We are creating a stunning and unusual piece of art at a brand new hotel project, St. Regis Jakarta. This chandelier is truly one of a kind, awe inspiring and completely transforms the space – I cannot wait to see it come to life.
What colours, textures and furniture pieces do you love the most?
I love rust orange and rich shades of blue and green. They’re colours that deeply resonate with me and hold a lot of memories from my life. I appreciate furniture with character and a story to tell. I’m drawn to the pieces that have lived a few lives before I’ve acquired it.
What would you say are the three best places you’ve ever stayed?
1. Claridges in London. The service impeccable and there is a great sense of charm and grandeur.
2. The American Colony Hotel in Jerusalem. The location, the design, the experience – it is unmatched.
3. Beverly Hills Hotel – Bias aside, I do love staying here whenever I’m in LA. The history is so rich there – you can truly feel it.
What’s next for you?
I just purchased land in Portugal. It is nothing less than breathtaking. I’m building a house there and it’s where I will hopefully retire.

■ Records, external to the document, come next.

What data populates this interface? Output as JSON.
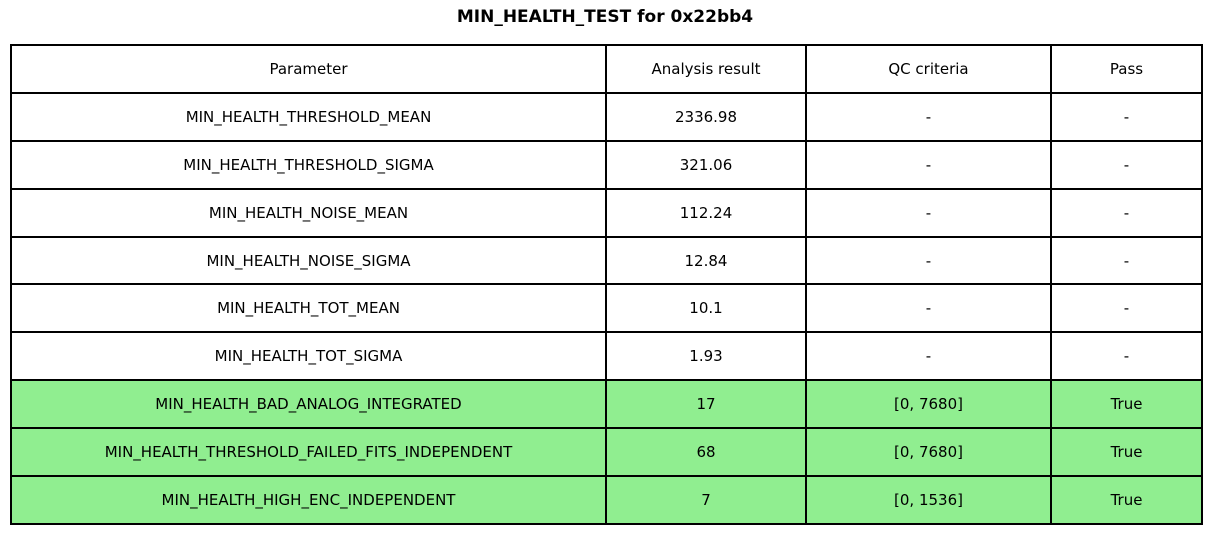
{
  "title": "MIN_HEALTH_TEST for 0x22bb4",
  "colors": {
    "pass_row_bg": "#90EE90",
    "border": "#000000",
    "background": "#FFFFFF"
  },
  "table": {
    "headers": [
      "Parameter",
      "Analysis result",
      "QC criteria",
      "Pass"
    ],
    "rows": [
      {
        "parameter": "MIN_HEALTH_THRESHOLD_MEAN",
        "result": "2336.98",
        "qc": "-",
        "pass": "-",
        "highlight": false
      },
      {
        "parameter": "MIN_HEALTH_THRESHOLD_SIGMA",
        "result": "321.06",
        "qc": "-",
        "pass": "-",
        "highlight": false
      },
      {
        "parameter": "MIN_HEALTH_NOISE_MEAN",
        "result": "112.24",
        "qc": "-",
        "pass": "-",
        "highlight": false
      },
      {
        "parameter": "MIN_HEALTH_NOISE_SIGMA",
        "result": "12.84",
        "qc": "-",
        "pass": "-",
        "highlight": false
      },
      {
        "parameter": "MIN_HEALTH_TOT_MEAN",
        "result": "10.1",
        "qc": "-",
        "pass": "-",
        "highlight": false
      },
      {
        "parameter": "MIN_HEALTH_TOT_SIGMA",
        "result": "1.93",
        "qc": "-",
        "pass": "-",
        "highlight": false
      },
      {
        "parameter": "MIN_HEALTH_BAD_ANALOG_INTEGRATED",
        "result": "17",
        "qc": "[0, 7680]",
        "pass": "True",
        "highlight": true
      },
      {
        "parameter": "MIN_HEALTH_THRESHOLD_FAILED_FITS_INDEPENDENT",
        "result": "68",
        "qc": "[0, 7680]",
        "pass": "True",
        "highlight": true
      },
      {
        "parameter": "MIN_HEALTH_HIGH_ENC_INDEPENDENT",
        "result": "7",
        "qc": "[0, 1536]",
        "pass": "True",
        "highlight": true
      }
    ]
  }
}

Let’s finish with the issue of work-life balance. How do you aim to achieve a good balance and what do those closest to you think of your attempts?
I am in the studio in New York City at least two days a week. And when I am not physically present my mind is often there; I am very involved in my work. I try to create balance through movement but also through stillness. It is absolutely essential for me to be able to travel – to draw inspiration and return with a refreshed outlook on the things, spaces, and experiences I wish to create. I also absolutely crave the moments I am able to spend with my family and dogs, in the garden or the woods at my home in Litchfield, CT.